United Kingdom Defies Market’s Euphoria

Business Banking Insight

Here’s the British Central Bank’s interest rate decision – Critics warn that the conducted policy may harm the economy.

United Kingdom Defies Market's Euphoria

For the third time in a row, the Bank of England leaves its key interest rate unchanged at 5.25 percent, reports CNBC.

Thus, the country continues its restrictive monetary policy aimed at keeping British inflation in check.

Despite the tight policy of the past year, with a series of interest rate hikes since December 2021, high inflationary pressure persists.

Disappointing Wage Growth

In October, inflation in the country fell to 4.6 percent, the lowest level in two years.
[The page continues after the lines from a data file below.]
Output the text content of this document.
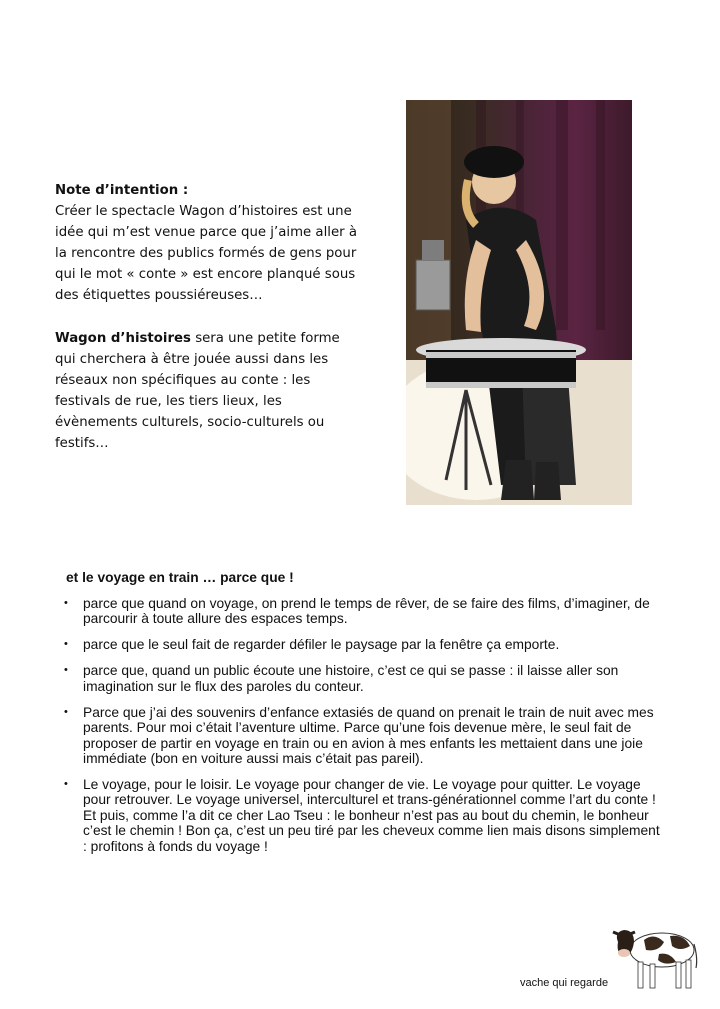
Note d’intention :

Créer le spectacle Wagon d’histoires est une idée qui m’est venue parce que j’aime aller à la rencontre des publics formés de gens pour qui le mot « conte » est encore planqué sous des étiquettes poussiéreuses…

Wagon d’histoires sera une petite forme qui cherchera à être jouée aussi dans les réseaux non spécifiques au conte : les festivals de rue, les tiers lieux, les évènements culturels, socio-culturels ou festifs…

et le voyage en train … parce que !
• parce que quand on voyage, on prend le temps de rêver, de se faire des films, d’imaginer, de parcourir à toute allure des espaces temps.
• parce que le seul fait de regarder défiler le paysage par la fenêtre ça emporte.
• parce que, quand un public écoute une histoire, c’est ce qui se passe : il laisse aller son imagination sur le flux des paroles du conteur.
• Parce que j’ai des souvenirs d’enfance extasiés de quand on prenait le train de nuit avec mes parents. Pour moi c’était l’aventure ultime. Parce qu’une fois devenue mère, le seul fait de proposer de partir en voyage en train ou en avion à mes enfants les mettaient dans une joie immédiate (bon en voiture aussi mais c’était pas pareil).
• Le voyage, pour le loisir. Le voyage pour changer de vie. Le voyage pour quitter. Le voyage pour retrouver. Le voyage universel, interculturel et trans-générationnel comme l’art du conte ! Et puis, comme l’a dit ce cher Lao Tseu : le bonheur n’est pas au bout du chemin, le bonheur c’est le chemin ! Bon ça, c’est un peu tiré par les cheveux comme lien mais disons simplement : profitons à fonds du voyage !
vache qui regarde
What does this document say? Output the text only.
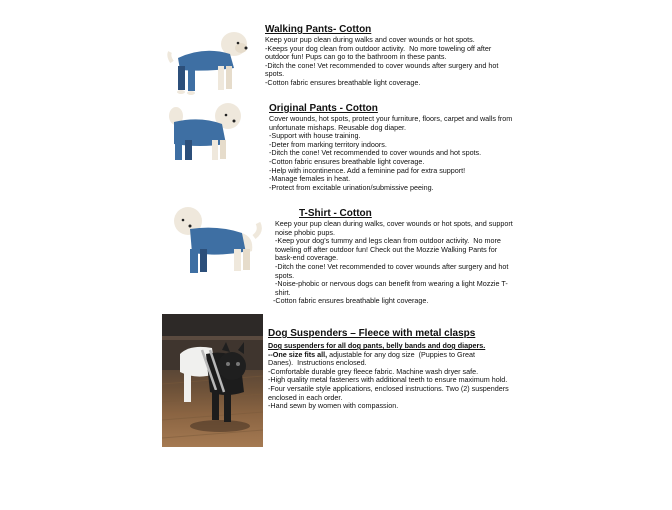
Walking Pants- Cotton

Keep your pup clean during walks and cover wounds or hot spots.

-Keeps your dog clean from outdoor activity.  No more toweling off after

outdoor fun! Pups can go to the bathroom in these pants.

-Ditch the cone! Vet recommended to cover wounds after surgery and hot

spots.

-Cotton fabric ensures breathable light coverage.

Original Pants - Cotton

Cover wounds, hot spots, protect your furniture, floors, carpet and walls from

unfortunate mishaps. Reusable dog diaper.

-Support with house training.

-Deter from marking territory indoors.

-Ditch the cone! Vet recommended to cover wounds and hot spots.

-Cotton fabric ensures breathable light coverage.

-Help with incontinence. Add a feminine pad for extra support!

-Manage females in heat.

-Protect from excitable urination/submissive peeing.

T-Shirt - Cotton

Keep your pup clean during walks, cover wounds or hot spots, and support

noise phobic pups.

-Keep your dog’s tummy and legs clean from outdoor activity.  No more

toweling off after outdoor fun! Check out the Mozzie Walking Pants for

bask-end coverage.

-Ditch the cone! Vet recommended to cover wounds after surgery and hot

spots.

-Noise-phobic or nervous dogs can benefit from wearing a light Mozzie T-

shirt.

-Cotton fabric ensures breathable light coverage.

Dog Suspenders – Fleece with metal clasps

Dog suspenders for all dog pants, belly bands and dog diapers.

--One size fits all, adjustable for any dog size  (Puppies to Great

Danes).  Instructions enclosed.

-Comfortable durable grey fleece fabric. Machine wash dryer safe.

-High quality metal fasteners with additional teeth to ensure maximum hold.

-Four versatile style applications, enclosed instructions. Two (2) suspenders

enclosed in each order.

-Hand sewn by women with compassion.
It was also unusually rapid.

However, wage growth was below expectations.

If inflationary pressure continues, further tightening may be necessary, according to the country’s Monetary Policy Committee.

Minimal Growth

Thus, the Bank of England goes against market expectations. Right now, it is experiencing somewhat of a euphoria following the positive news from the US Federal Reserve on Wednesday.

Critics warn that the central bank’s restrictive monetary policy risks keeping interest rates high for too long, potentially damaging an already fragile British economy.

Growth is expected to be a mere 0.1 percent in the fourth quarter – however, an improvement after the third quarter’s zero growth.